After working out one hit, blocks 2 and 3 are lifted from the ground by cables 11 and 13, respectively, the winch 15 turns off the brakes and operates in reverse mode to unwind the cable 16, and block 2 moves to its original position when the cable 11 takes a vertical position under the influence of force gravity block 2.

After that, craft 1 moves forward, or backward, or sideways, takes up space for the 2nd approach, and all operations are repeated again.

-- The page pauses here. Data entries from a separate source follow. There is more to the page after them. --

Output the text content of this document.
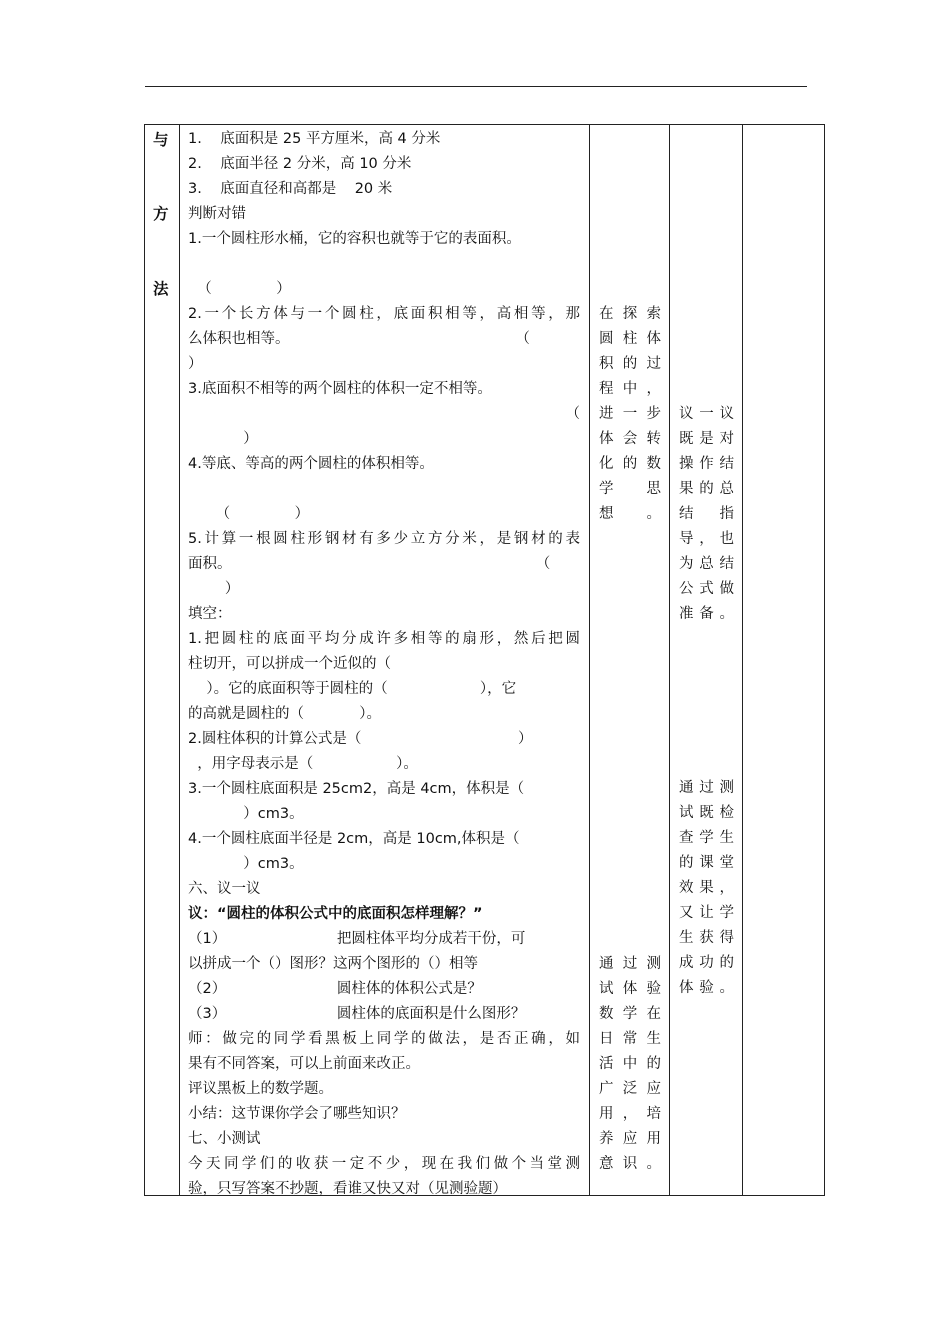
与
方
法
1.    底面积是 25 平方厘米，高 4 分米
2.    底面半径 2 分米，高 10 分米
3.    底面直径和高都是    20 米
判断对错
1.一个圆柱形水桶，它的容积也就等于它的表面积。
（              ）
2.一个长方体与一个圆柱，底面积相等，高相等，那
么体积也相等。                                                 （
）
3.底面积不相等的两个圆柱的体积一定不相等。
（
）
4.等底、等高的两个圆柱的体积相等。
（              ）
5.计算一根圆柱形钢材有多少立方分米，是钢材的表
面积。                                                                  （
）
填空：
1.把圆柱的底面平均分成许多相等的扇形，然后把圆
柱切开，可以拼成一个近似的（
）。它的底面积等于圆柱的（                    ），它
的高就是圆柱的（            ）。
2.圆柱体积的计算公式是（                                  ）
，用字母表示是（                  ）。
3.一个圆柱底面积是 25cm2，高是 4cm，体积是（
）cm3。
4.一个圆柱底面半径是 2cm，高是 10cm,体积是（
）cm3。
六、议一议
议：“圆柱的体积公式中的底面积怎样理解？”
（1）                        把圆柱体平均分成若干份，可
以拼成一个（）图形？这两个图形的（）相等
（2）                        圆柱体的体积公式是？
（3）                        圆柱体的底面积是什么图形？
师：做完的同学看黑板上同学的做法，是否正确，如
果有不同答案，可以上前面来改正。
评议黑板上的数学题。
小结：这节课你学会了哪些知识？
七、小测试
今天同学们的收获一定不少，现在我们做个当堂测
验，只写答案不抄题，看谁又快又对（见测验题）
在探索
圆柱体
积的过
程中，
进一步
体会转
化的数
学 思
想。
通过测
试体验
数学在
日常生
活中的
广泛应
用，培
养应用
意识。
议一议
既是对
操作结
果的总
结 指
导，也
为总结
公式做
准备。
通过测
试既检
查学生
的课堂
效果，
又让学
生获得
成功的
体验。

An increase in the development depth is achieved through the use of suspended pumping units 20, which act as booster stations for lifting the hydraulic mixture into the receiving hopper of the watercraft 1 or into a barge-type vehicle.

Claims (11)

1. A device for deep-sea mining of silt deposits and cleaning of reservoirs, including a watercraft with lifting winches placed on it, an outlet pipeline connected to a soil intake block, characterized in that the soil intake block includes a supporting plate made with longitudinal lower and upper ribs and equipped with a suspension cable attached to one of the lifting winches of the watercraft; at least two submersible chambers are mounted between the upper ribs of the supporting slab, in each of which at least one dredge pump with a suction pipe is installed; at least two scraper buckets are mounted between the lower ribs, each of which is combined with a corresponding submersible chamber through the corresponding suction pipe of the soil pump for the passage of silt deposits; the supporting plate on the side of the bottom of the reservoir is equipped with compensating support elements and is equipped with a working cable for movement in the horizontal direction, and also in that it additionally contains a submersible block, including a submersible platform, which is suspended on a suspension cable attached to one of the winches of the watercraft, and secured by anchor devices to the bottom of the reservoir; a traction winch is located on the submersible platform, connected by a working cable to the load-bearing plate of the soil intake block. 2. The device according to claim 1, characterized in that the load-bearing plate is equipped with transverse rod clamps, and along the working movement of the block, each pair of ribs is reinforced with a front inclined plate rigidly attached to the load-bearing plate. 3. The device according to claim 1, characterized in that the compensating support elements are made in the form of cavities with the ability to change the height due to changes in internal pressure. 4. The device according to claim 1, characterized in that the compensating support elements are made in the form of skis on hydraulic cylinders. 5. The device according to claims 3, 4, characterized in that the compensating support elements are connected to the air, water or hydraulic oil supply system installed on the craft through high-pressure supply pipelines.